Assis sur l'un des deux fauteuils du salon, Kyle tentait de nuire à ses préoccupations en jouant avec le roi noir du jeu d'échec. Le soir du bal était venu et le début des opérations n'était plus qu'imminent. Cette nuit, les démons sortiraient de leur antre et masqueraient leurs cornes, tandis que leur cœur perfide envers le président s'introduirait dans son Palais pour découvrir ses plus sombres desseins.À ses côtés, Zack était assis silencieusement sur le canapé tandis qu'Aaron épuisait son impatience en faisant les cent pas. Ses allées et retours l'agaçaient terriblement et ne faisaient qu'empirer sa migraine naissante alors qu'il continuait de stimuler son esprit tumultueux avec la pièce d'échec. Quand il leva la tête, il vit Frank, le regard perdu à travers la fenêtre, probablement emporté par ses songes. Tout comme celui de Kyle, son esprit ne trouvait jamais le repos. Et comme à son habitude, Frank fouilla sa poche et sortit sa précieuse montre avant d'en étudier les aiguilles. Les filles se faisaient attendre. Gaby était rentrée de l'usine de textile dans laquelle elle travaillait il y avait plus d'une heure maintenant et se trouvait désormais dans sa chambre avec Emma pour se coiffer et se maquiller un peu. De quoi illuminer leur teint blafard et faire disparaître leurs cernes, ainsi que leurs écorchures et cicatrices. Afin de ressembler à de véritables divessiens, leur peau devait être aussi pure et parfaite que celle d'un nouveau-né. Tous les quatre s'étaient lavés de fond en comble et avaient fait disparaître toute trace de crasse incrustée dans leur peau. À Fames, il n'y avait pas d'eau courante. Pour toute tâche nécessitant de l'eau, il fallait la puiser aux trois fontaines éparpillées en ville. Ils étaient propres, sentaient bon, et la seule chose qui leur manquait était leurs tenues offertes de la part des alliés, encore rangées dans leur emballage. Pour le moment, ils ne portaient qu'une modeste combinaison et des bottes.
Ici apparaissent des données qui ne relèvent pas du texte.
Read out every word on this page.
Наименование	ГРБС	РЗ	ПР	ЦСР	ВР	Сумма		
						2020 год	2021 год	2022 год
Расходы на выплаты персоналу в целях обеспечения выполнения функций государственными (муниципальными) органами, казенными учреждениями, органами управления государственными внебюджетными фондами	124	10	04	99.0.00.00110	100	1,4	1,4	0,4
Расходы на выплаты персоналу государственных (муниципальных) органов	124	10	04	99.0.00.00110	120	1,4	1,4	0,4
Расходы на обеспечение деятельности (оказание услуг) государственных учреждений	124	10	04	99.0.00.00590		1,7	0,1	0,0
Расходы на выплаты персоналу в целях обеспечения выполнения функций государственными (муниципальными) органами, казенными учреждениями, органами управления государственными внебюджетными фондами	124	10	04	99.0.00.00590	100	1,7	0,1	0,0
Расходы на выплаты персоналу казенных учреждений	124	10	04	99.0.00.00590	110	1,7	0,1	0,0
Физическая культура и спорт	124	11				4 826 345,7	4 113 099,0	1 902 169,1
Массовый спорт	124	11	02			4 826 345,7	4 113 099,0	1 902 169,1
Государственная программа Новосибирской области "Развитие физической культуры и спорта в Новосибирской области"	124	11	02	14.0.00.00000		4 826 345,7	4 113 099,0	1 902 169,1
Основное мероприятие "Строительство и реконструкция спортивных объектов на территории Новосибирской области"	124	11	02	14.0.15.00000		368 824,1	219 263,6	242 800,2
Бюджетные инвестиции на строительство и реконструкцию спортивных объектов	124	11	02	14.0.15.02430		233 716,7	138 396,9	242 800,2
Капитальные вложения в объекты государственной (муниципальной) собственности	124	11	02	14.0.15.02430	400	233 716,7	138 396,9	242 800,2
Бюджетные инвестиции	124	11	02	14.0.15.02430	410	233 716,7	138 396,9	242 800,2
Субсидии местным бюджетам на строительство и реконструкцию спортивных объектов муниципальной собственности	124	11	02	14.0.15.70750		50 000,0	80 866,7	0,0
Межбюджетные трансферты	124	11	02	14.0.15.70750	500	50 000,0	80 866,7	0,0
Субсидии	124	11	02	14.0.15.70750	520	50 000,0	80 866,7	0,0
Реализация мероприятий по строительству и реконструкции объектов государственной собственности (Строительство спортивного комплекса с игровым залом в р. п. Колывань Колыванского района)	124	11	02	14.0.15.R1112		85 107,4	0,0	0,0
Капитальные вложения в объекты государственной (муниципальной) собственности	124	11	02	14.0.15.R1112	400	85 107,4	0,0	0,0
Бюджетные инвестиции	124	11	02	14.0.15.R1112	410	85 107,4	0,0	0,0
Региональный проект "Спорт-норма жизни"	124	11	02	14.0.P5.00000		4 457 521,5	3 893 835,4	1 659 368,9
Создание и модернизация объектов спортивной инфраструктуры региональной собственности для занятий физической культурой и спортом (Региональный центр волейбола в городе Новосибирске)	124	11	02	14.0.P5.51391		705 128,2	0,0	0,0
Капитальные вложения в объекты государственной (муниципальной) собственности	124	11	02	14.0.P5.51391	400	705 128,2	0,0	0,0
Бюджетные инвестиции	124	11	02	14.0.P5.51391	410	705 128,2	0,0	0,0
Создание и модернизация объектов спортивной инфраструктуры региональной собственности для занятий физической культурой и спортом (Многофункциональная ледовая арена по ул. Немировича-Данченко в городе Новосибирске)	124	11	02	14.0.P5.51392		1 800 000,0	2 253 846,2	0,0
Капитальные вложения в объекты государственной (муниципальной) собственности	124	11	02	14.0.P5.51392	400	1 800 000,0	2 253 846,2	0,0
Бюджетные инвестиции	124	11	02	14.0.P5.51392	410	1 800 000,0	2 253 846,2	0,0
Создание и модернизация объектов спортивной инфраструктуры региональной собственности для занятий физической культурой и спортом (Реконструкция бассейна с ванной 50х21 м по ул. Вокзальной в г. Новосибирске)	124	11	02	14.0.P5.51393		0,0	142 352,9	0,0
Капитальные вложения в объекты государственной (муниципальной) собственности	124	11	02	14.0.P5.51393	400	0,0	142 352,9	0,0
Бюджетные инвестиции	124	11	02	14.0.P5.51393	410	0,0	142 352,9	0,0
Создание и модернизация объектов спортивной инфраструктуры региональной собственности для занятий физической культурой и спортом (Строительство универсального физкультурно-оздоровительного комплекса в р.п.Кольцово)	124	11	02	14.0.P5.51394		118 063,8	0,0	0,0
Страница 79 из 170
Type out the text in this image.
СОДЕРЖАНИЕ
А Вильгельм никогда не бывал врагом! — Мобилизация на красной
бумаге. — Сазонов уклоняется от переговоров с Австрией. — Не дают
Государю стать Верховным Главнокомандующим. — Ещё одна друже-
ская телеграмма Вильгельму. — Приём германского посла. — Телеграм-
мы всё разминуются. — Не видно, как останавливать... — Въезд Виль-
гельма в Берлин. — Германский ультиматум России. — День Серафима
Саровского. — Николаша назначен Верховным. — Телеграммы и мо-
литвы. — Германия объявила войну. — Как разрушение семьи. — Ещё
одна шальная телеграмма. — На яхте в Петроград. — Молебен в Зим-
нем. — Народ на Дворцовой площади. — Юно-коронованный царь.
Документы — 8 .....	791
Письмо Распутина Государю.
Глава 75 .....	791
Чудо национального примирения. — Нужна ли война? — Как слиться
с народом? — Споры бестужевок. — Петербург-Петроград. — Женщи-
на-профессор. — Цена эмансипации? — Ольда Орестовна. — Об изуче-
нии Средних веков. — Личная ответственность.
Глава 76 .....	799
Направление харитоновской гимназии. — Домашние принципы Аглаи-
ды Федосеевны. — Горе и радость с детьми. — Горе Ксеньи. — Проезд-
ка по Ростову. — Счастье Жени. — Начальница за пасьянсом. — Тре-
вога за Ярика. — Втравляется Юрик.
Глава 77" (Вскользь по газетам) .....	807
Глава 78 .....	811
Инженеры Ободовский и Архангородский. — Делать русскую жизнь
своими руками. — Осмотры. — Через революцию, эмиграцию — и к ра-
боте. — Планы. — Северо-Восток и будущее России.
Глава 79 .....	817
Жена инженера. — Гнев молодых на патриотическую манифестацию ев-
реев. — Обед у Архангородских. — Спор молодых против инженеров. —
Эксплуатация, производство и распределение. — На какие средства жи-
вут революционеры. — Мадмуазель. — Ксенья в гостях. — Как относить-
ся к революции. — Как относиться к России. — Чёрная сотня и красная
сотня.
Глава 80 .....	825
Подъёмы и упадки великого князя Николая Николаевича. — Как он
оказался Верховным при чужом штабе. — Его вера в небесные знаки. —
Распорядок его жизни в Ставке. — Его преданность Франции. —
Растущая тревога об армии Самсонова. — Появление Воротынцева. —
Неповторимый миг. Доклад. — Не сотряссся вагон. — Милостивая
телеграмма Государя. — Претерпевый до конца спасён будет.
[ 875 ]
D'après ce que leur avait dit Kyle, la route qui les mènerait à Dives serait sinueuse, sombre et poussiéreuse, rien à voir avec les beaux couloirs luxueux du Palais du président. Quel regret de revenir dans ces maudits tunnels ! Mais ils étaient le moyen le plus sûr pour traverser le fleuve Cordelia sans être vu.
Mais, ces craintes ne se firent pas des moindres. Alors, il sortit de sa poche sa précieuse fiole et avala deux petits comprimés blancs.
- Ce ne sont pas des bonbons, tu sais ?
Son regard sombre s'attarda sur Aaron qui venait de cesser ses désagréables aller-retours.
- De quoi je me mêle ? rétorqua hostilement Kyle.
- Je vous demanderai de bien vouloir attendre la fin des opérations avant de vous entretuer, quémanda Frank, sans payer davantage attention à leurs querelles constantes.
Suite à quoi, les deux jeunes hommes s'efforcèrent de s'ignorer.
- Il a raison, Kyle, concéda Zack, d'une voix peu sûre d'elle.
Malgré les deux semaines qui s'étaient écoulées depuis leur rencontre, ce dernier était encore intimidé par Kyle alors qu'il ajouta :
- Fais attention, j'ignore quels effets une surconsommation pourrait te mener. Et puis, c'est un comprimé, je te rappelle pas, deux.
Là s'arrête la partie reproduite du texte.